A film like this one (though to be fair very few movies have much in common with it) relies almost solely on the strength of the two leads’ performances and the moments shared between them and Dano and Radcliffe are at their best. The film does not shy away from anything over its 95 minutes and Dano does a truly mesmerizing job of straddling all of the weirdness and sincerity the role calls for. Dano is at once both tender and strange as Hank and Radcliffe is able to draw up deep wells of emotion through unmoving lips and the purity and curiosity of a toddler as he begs to learn more about sex, masturbation, and how to talk to girls. In many ways Dano’s Hank was deader than the corpse he found on that beach and through sharing the world he left behind he is able to regain his humanity and realize his passion for life. Radcliffe’s Manny demands to learn more, and he and the film are full of joy as they both revel in the absurdity and beauty of life that we all too often hide and glaze over through hamfisted attempts to look normal or cool.
The film has no desire to be normal, but it does manage to be very, very cool. Lush cinematography from Larkin Seiple and beautiful set design work together to create a feast for both the eye and the soul centered around two very different people who grow to be the best of friends. This is a film that begs to be seen on a big screen. It has both a sense of scale that will play better 30 foot tall screens, and an intimacy that feels like magic when surrounded by strangers in the dark experiencing its sublime strangeness together. While the Daniels’ music video and short film work already proved that they know how to set up beautiful shots, and that they know how to engage an audience through absurdity, Swiss Army Man is a testament to the first time feature directing duo’s ability to tell a beautiful, engaging story that feels more human and moving than any highbrow Cannes entry ever has before it.

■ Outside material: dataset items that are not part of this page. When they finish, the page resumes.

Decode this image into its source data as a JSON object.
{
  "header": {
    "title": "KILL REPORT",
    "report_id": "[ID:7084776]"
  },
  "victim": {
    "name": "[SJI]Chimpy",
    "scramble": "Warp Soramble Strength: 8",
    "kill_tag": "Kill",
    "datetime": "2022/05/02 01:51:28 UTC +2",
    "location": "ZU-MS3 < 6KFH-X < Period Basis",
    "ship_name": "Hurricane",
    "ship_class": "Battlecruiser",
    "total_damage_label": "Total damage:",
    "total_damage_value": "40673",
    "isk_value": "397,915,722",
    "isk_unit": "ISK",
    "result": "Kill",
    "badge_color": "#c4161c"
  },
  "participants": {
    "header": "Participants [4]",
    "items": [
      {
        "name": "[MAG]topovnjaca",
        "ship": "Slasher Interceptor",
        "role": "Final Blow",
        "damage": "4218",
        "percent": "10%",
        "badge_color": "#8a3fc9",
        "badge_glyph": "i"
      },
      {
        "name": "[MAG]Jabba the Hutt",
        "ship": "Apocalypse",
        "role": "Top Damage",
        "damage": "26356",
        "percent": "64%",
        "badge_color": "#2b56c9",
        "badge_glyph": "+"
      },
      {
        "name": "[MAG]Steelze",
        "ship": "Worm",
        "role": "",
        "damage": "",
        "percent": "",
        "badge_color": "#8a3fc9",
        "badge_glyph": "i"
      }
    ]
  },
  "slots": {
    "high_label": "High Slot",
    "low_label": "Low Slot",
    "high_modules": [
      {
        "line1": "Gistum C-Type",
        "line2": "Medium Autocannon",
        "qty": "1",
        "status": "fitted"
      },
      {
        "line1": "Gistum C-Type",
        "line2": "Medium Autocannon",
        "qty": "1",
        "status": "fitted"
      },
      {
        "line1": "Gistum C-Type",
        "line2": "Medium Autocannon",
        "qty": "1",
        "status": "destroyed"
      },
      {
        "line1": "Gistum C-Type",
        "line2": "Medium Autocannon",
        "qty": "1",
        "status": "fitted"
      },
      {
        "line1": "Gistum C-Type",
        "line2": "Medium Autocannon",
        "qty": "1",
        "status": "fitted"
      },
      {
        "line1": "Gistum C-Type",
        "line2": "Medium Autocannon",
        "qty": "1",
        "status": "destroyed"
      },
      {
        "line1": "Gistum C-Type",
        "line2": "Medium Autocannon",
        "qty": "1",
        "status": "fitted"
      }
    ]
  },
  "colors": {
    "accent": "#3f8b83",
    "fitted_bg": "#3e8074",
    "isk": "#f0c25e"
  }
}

Swiss Army Man will make you laugh, it will well up tears in your eyes with its no holds barred exploration of friendship, love, and shame, and it will be leave you thinking about it long after you’ve left the theater. People throw the term feel-good-movie around a lot, but Swiss Army Man is that in spades. I left the film more in love with humanity and with cinema than at any point before it. Swiss Army Man is life affirming.
Please do yourself a favor and go see Swiss Army Man. You owe it to yourself.